Second provision: A taxable person has the right until December 31, 2025, to apply the 20% VAT rate in the case of the sale of taxable goods or the provision of services based on a written agreement concluded before May 1, 2023. This applies if the relevant contract specifies that the price of the goods or services includes VAT or is subject to a 20% VAT rate, and the contract does not provide for a price change due to a possible change in the VAT rate. It’s important to note that the second transition provision applies to transactions related to long-term contracts, such as those involving real estate. 

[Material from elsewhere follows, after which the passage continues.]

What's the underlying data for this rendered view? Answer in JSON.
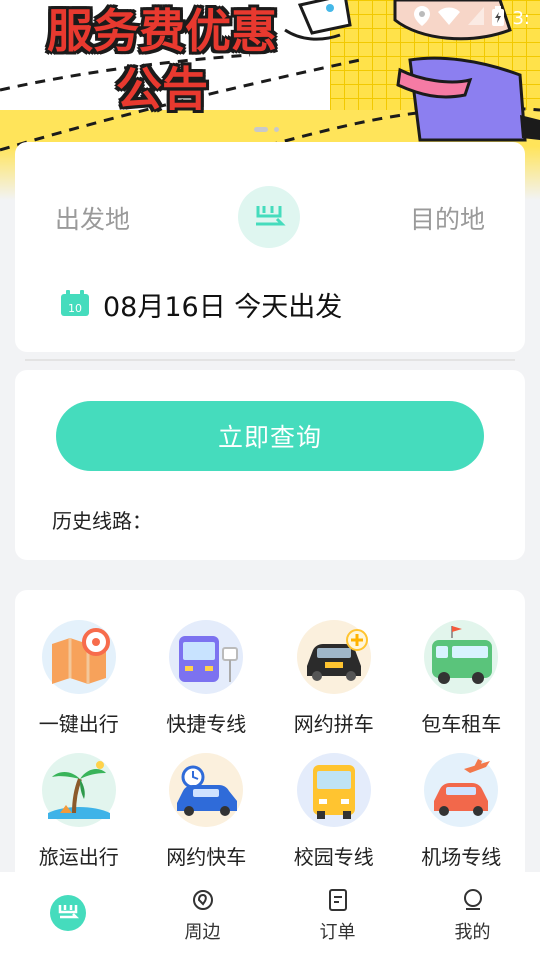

Eight illustrative cases related to the transition provisions of the standard VAT rate:

  • A company issued an advance invoice for the entire cost of the goods in December 2023, which the buyer paid in December 2023. The goods were delivered to the buyer in January 2024. Revenue was generated entirely in December 2023 and taxed at a 20% VAT rate. 
  • A partial advance payment was made for the goods in 2023, and the seller declared it at a 20% VAT rate. The goods were delivered, and the remaining amount was paid in 2024. The advance payment is taxed at a 20% rate, and the remaining part of the revenue generated in 2024 is taxed at a 22% VAT rate. 
  • A company sells goods in 2023 at a 20% rate. The goods are returned in 2024. When crediting the specific previously issued invoice for the return of the goods, the credit note has a VAT rate of 20%, as on the original sales invoice. 
  • A capital lease agreement was concluded before May 1, 2023, stating that VAT of 20% is added to the price, and the agreement does not provide for an increase in the price of the goods in case of a change in the VAT rate. The goods are delivered after January 1, 2024 (but before December 31, 2025). As there is a written agreement specifying the VAT rate of 20% and the agreement does not allow for an increase in the final price of the goods in case of a change in the VAT rate, the VAT rate of 20% can be used when disposing of the item if the delivery, which generates revenue exceeding the advance payment, takes place before December 31, 2025. 
  • A financial lease agreement was concluded before May 1, 2023, and an advance payment was made in 2023, taxed at a 20% rate. The goods are delivered in 2024. Since it is not known in this case that the agreement was concluded before May 1, 2023, the time of occurrence of the turnover must be considered. Revenue is generated in 2023 from the advance payment and taxed at a 20% rate, and the remaining part of the revenue generated in 2024 is taxed at a 22% rate. 
  • A cash-basis VAT taxpayer provided a service and issued an invoice for it in December 2023, but the buyer paid for the service in January 2024. According to § 46 (24) of the transition provisions, the service is taxed at a 20% VAT rate, although the turnover of the cash-basis VAT taxpayer occurs in January 2024 according to the receipt of the money. 
  • A customer rents a device for the period from December 1, 2023, to March 31, 2024. What VAT rate applies when settling the device rental for this period? There are several possibilities: 
  1. If the rental invoice is issued for the entire period together and no advance payment is made, the time of occurrence of the turnover is March 2024, and the entire service is taxed at a 22% VAT rate. 
  1. If the entire rental amount is paid in advance in 2023, the time of occurrence of the turnover is the month of receipt of the advance payment, and the VAT rate is 20%. 
  1. If a separate invoice is issued for each month of the rental period and the rent is paid in the month following the rental period, the rent for December is taxed at a 20% VAT rate, and the rent for the remaining months is taxed at a 22% VAT rate. 

In conclusion, the changes to the Value Added Tax Act in 2024 bring about several significant changes in the business environment. Entrepreneurs should carefully review the new provisions and, if necessary, consult with specialists to ensure their compliance with the new requirements. Timely adaptation to the new regulations can help avoid potential fines and ensure the smooth operation of the company in the future.